Canada has already lost 2.5 million hectares (6.2 million acres) of forest this year, northern Saskatchewan is in the midst of its biggest-ever evacuation, and B.C. has already exhausted its $63-million firefighting budget, with several weeks to go in the fire season. A news report yesterday suggested that some of the fires might keep burning until they’re extinguished by the first snow of winter.
“The question becomes, if we’ve got areas where fire can burn, the most responsible thing to do ecologically, fiscally, and for long-term health is to let those fires burn,” Toddi Steelman, executive director of the University of Saskatchewan School of Environment and Sustainability, told DeSmog. “If we don’t let them burn, we have to pay that account down the line…the forest will burn eventually.”
USask Associate Professor Jill Johnstone added that with frequent, severe fires, lost tree cover may be replaced by more resistant, broader-leafed species. “As the climate is warming, we’re having more frequent extreme fire weather that leads to big, active fire years,” she told Eaves. “And the fires that burn under those conditions seem to trigger parts of the landscape to shift to this less flammable vegetation type.”

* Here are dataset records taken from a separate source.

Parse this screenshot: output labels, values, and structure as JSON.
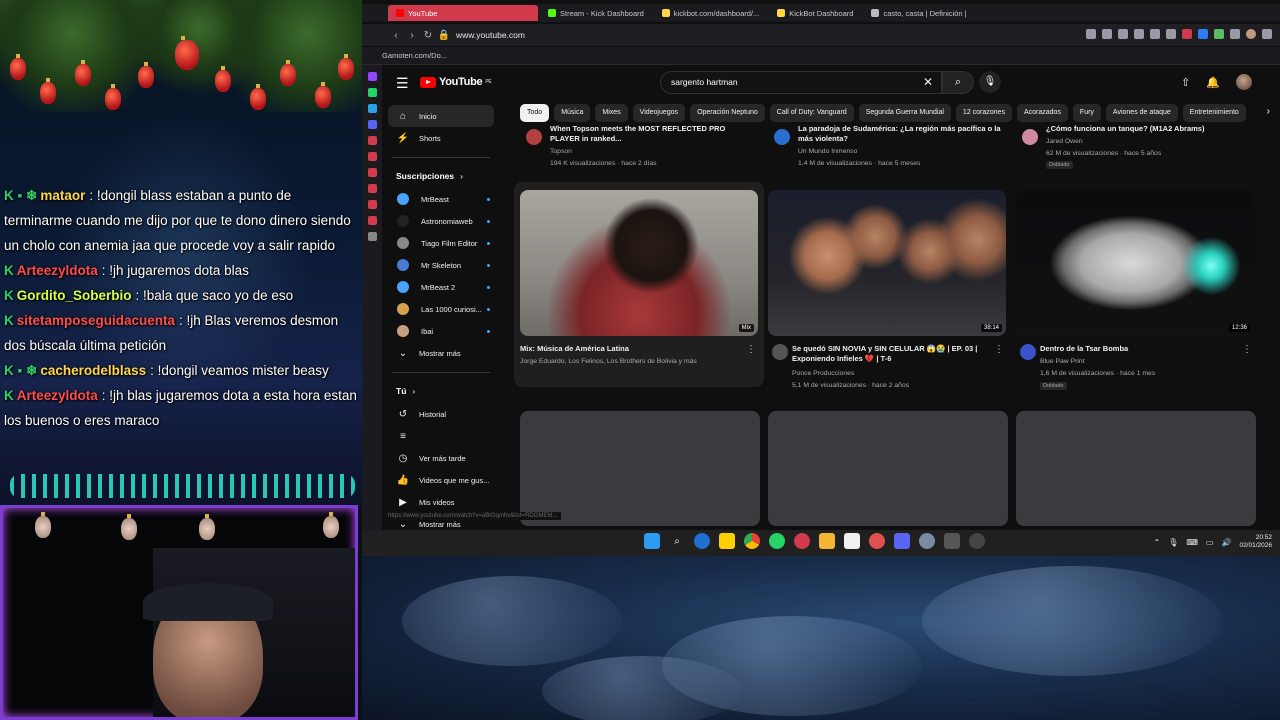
{
  "chat": {
    "messages": [
      {
        "badges": "K ▪ ❄",
        "user": "mataor",
        "user_color": "#ffd84a",
        "text": ": !dongil blass estaban a punto de terminarme cuando me dijo por que te dono dinero siendo un cholo con anemia jaa que procede voy a salir rapido"
      },
      {
        "badges": "K",
        "user": "Arteezyldota",
        "user_color": "#ff4d4d",
        "text": ": !jh jugaremos dota blas"
      },
      {
        "badges": "K",
        "user": "Gordito_Soberbio",
        "user_color": "#d7ff4a",
        "text": ": !bala que saco yo de eso"
      },
      {
        "badges": "K",
        "user": "sitetamposeguidacuenta",
        "user_color": "#ff4d4d",
        "text": ": !jh Blas veremos desmon dos búscala última petición"
      },
      {
        "badges": "K ▪ ❄",
        "user": "cacherodelblass",
        "user_color": "#ffd84a",
        "text": ": !dongil veamos mister beasy"
      },
      {
        "badges": "K",
        "user": "Arteezyldota",
        "user_color": "#ff4d4d",
        "text": ": !jh blas jugaremos dota a esta hora estan los buenos o eres maraco"
      }
    ]
  },
  "browser": {
    "tabs": [
      {
        "label": "YouTube",
        "active": true,
        "color": "#ff0000"
      },
      {
        "label": "Stream - Kick Dashboard",
        "active": false,
        "color": "#53fc18"
      },
      {
        "label": "kickbot.com/dashboard/...",
        "active": false,
        "color": "#ffd84a"
      },
      {
        "label": "KickBot Dashboard",
        "active": false,
        "color": "#ffd84a"
      },
      {
        "label": "casto, casta | Definición |",
        "active": false,
        "color": "#bbbbbb"
      }
    ],
    "url": "www.youtube.com",
    "bookmark": "Gamoten.com/Do..."
  },
  "youtube": {
    "logo": "YouTube",
    "country": "PE",
    "search_query": "sargento hartman",
    "guide": {
      "home": "Inicio",
      "shorts": "Shorts",
      "subs_title": "Suscripciones",
      "subscriptions": [
        {
          "name": "MrBeast",
          "color": "#4aa3ff"
        },
        {
          "name": "Astronomiaweb",
          "color": "#222222"
        },
        {
          "name": "Tiago Film Editor",
          "color": "#888888"
        },
        {
          "name": "Mr Skeleton",
          "color": "#4a7bd0"
        },
        {
          "name": "MrBeast 2",
          "color": "#4aa3ff"
        },
        {
          "name": "Las 1000 curiosi...",
          "color": "#d9a24a"
        },
        {
          "name": "Ibai",
          "color": "#c8a080"
        }
      ],
      "show_more": "Mostrar más",
      "you_title": "Tú",
      "history": "Historial",
      "watch_later": "Ver más tarde",
      "liked": "Videos que me gus...",
      "my_videos": "Mis videos",
      "show_more2": "Mostrar más"
    },
    "chips": [
      "Todo",
      "Música",
      "Mixes",
      "Videojuegos",
      "Operación Neptuno",
      "Call of Duty: Vanguard",
      "Segunda Guerra Mundial",
      "12 corazones",
      "Acorazados",
      "Fury",
      "Aviones de ataque",
      "Entretenimiento"
    ],
    "top_row": [
      {
        "title": "When Topson meets the MOST REFLECTED PRO PLAYER in ranked...",
        "channel": "Topson",
        "meta": "194 K visualizaciones · hace 2 días",
        "avatar": "#b34040"
      },
      {
        "title": "La paradoja de Sudamérica: ¿La región más pacífica o la más violenta?",
        "channel": "Un Mundo Inmenso",
        "meta": "1,4 M de visualizaciones · hace 5 meses",
        "avatar": "#2a6fd0"
      },
      {
        "title": "¿Cómo funciona un tanque? (M1A2 Abrams)",
        "channel": "Jared Owen",
        "meta": "62 M de visualizaciones · hace 5 años",
        "avatar": "#d08aa0",
        "badge": "Doblado"
      }
    ],
    "videos": [
      {
        "title": "Mix: Música de América Latina",
        "sub": "Jorge Eduardo, Los Felinos, Los Brothers de Bolivia y más",
        "duration": "Mix",
        "thumb": "mix"
      },
      {
        "title": "Se quedó SIN NOVIA y SIN CELULAR 😱😭 | EP. 03 | Exponiendo Infieles 💔 | T-6",
        "channel": "Ponce Producciones",
        "meta": "5,1 M de visualizaciones · hace 2 años",
        "duration": "38:14",
        "thumb": "people"
      },
      {
        "title": "Dentro de la Tsar Bomba",
        "channel": "Blue Paw Print",
        "meta": "1,6 M de visualizaciones · hace 1 mes",
        "duration": "12:36",
        "thumb": "bomb",
        "badge": "Doblado"
      }
    ],
    "status_url": "https://www.youtube.com/watch?v=aBtGqmhv&list=RDGMEM..."
  },
  "taskbar": {
    "time": "20:52",
    "date": "02/01/2026"
  }
}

In a fundraising letter earlier this week, the National Observer accused Canadian Prime Minister Stephen Harper of being silent while the western provinces burn. “Did his thoughts turn to the 13,000 people in Saskatchewan forced to flee their homes, the worst exodus of its kind in the province’s history? Did he think about the ashes falling from Vancouver’s skies?” the online newspaper asked.
“We don’t know, because Harper didn’t talk about it” while he was in Vancouver for the FIFA women’s soccer final. “He didn’t acknowledge the efforts of B.C. and Saskatchewan firefighters. He didn’t extend his sympathy. He didn’t seek to allay peoples’ fears.
“Is that because climate change might be a factor?”